The first of these engineered immunogens (eOD-GT8 60mer) developed by IAVI and its partners was shown to successfully engage the target germline B cells in a Phase I clinical trial. In a follow-up Phase I clinical trial, IAVI G002, IAVI and its partners are now testing the ability of a second engineered immunogen (Core-g28-v2 60mer) to further guide the responses primed by eOD-GT8 60mer toward the development of bnAbs. This represents a significant step in the long and complicated process required to induce bnAbs. In this trial, both immunogens are being delivered via Moderna’s messenger RNA (mRNA) technology.

A trial that began in May 2022, IAVI G003, is designed to test the hypothesis that vaccination with eOD-GT8 60mer, delivered via Moderna’s mRNA platform, can induce similar immune responses in African populations as were seen in IAVI G001.

Another scientific development fueling the design of immunogens to induce bnAbs was obtaining a clearer understanding of the structure of Env. For decades scientists were hindered by their inability to capture the precise structure of this notoriously unstable trimeric protein, but advances have allowed them to both stabilize and understand Env in unprecedented detail. Specifically, researchers have developed and are testing engineered vaccine immunogens that are meant to look like the actual structure of Env. IAVI is supporting the development and clinical evaluation of some of these so-called native-like trimers. One such candidate, BG505 SOSIP.664 gp140, adjuvanted, is being evaluated in a Phase I clinical trial at two locations in the U.S. and one in Kenya.

Read more about this new generation of HIV vaccine candidates.

T-cell immunogens

IAVI also supports research into vaccine approaches that are intended primarily to elicit broadly reactive, potent antiviral T-cell responses against HIV. Some of the most promising T-cell immunogens in development are specifically designed to address the global diversity of HIV. IAVI is supporting the clinical development of one of these approaches, a so-called conserved HIV immunogen, which combines portions of the virus, or viral epitopes, that are consistent across most of the genetically distinct variants of HIV currently in circulation.

Through its African-led science initiative known as VISTA, IAVI and its clinical research partners are also helping to guide the design and assessment of next-generation T-cell immunogens. The VISTA consortia are also involved in efforts to identify the types of T-cell responses that are associated with the spontaneous control of HIV infection that occurs among a certain subset of infected individuals known as elite controllers.

Innovative HIV vaccine technologies

An important research initiative at IAVI involves vaccine technologies that make it possible to deliver immunogens into the body efficiently and effectively. Two technologies to accomplish this goal are being investigated by IAVI and its partners.

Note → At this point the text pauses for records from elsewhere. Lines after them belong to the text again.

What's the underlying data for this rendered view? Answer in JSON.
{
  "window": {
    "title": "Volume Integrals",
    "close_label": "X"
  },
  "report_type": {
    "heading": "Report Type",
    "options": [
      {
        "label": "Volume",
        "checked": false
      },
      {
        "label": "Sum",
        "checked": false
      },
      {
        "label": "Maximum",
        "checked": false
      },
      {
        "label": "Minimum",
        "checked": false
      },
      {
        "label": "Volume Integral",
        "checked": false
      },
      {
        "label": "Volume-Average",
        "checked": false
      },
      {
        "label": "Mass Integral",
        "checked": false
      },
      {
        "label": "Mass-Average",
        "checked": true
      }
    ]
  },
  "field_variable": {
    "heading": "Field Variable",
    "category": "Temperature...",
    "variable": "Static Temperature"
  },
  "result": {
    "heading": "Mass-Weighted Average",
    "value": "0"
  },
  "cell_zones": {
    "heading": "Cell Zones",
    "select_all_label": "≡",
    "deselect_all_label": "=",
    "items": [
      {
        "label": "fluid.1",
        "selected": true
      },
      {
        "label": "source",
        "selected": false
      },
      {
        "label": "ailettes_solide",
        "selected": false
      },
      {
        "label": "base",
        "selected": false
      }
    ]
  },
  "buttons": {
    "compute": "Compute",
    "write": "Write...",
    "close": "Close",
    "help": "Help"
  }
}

One technology is to use a replicating viral vector, and researchers at IAVI are primarily focusing on vesicular stomatitis virus (VSV). They are working on a recombinant VSV vector that incorporates an HIV Envelope gene and are testing it in preclinical studies. The rVSV vector with the HIV gene insert is designed to be used as a preventive vaccine, but this approach may also have therapeutic applications. IAVI also has rVSV-vectored vaccine candidates in development for Lassa fever, Marburg virus disease, Ebola Sudan virus disease, and COVID-19.

The second technology IAVI is exploring as a way to deliver vaccine immunogens is messenger RNA (mRNA). mRNA directs synthesis of proteins inside cells that your body needs to perform its many functions. It was first used in licensed vaccines for COVID-19, and safely delivers instructions to cells to produce a SARS-CoV-2 protein that stimulates a protective immune response. In IAVI G002 and IAVI G003, IAVI and biotechnology company Moderna are investigating the use of mRNA to deliver HIV antigens and elicit targeted immune responses.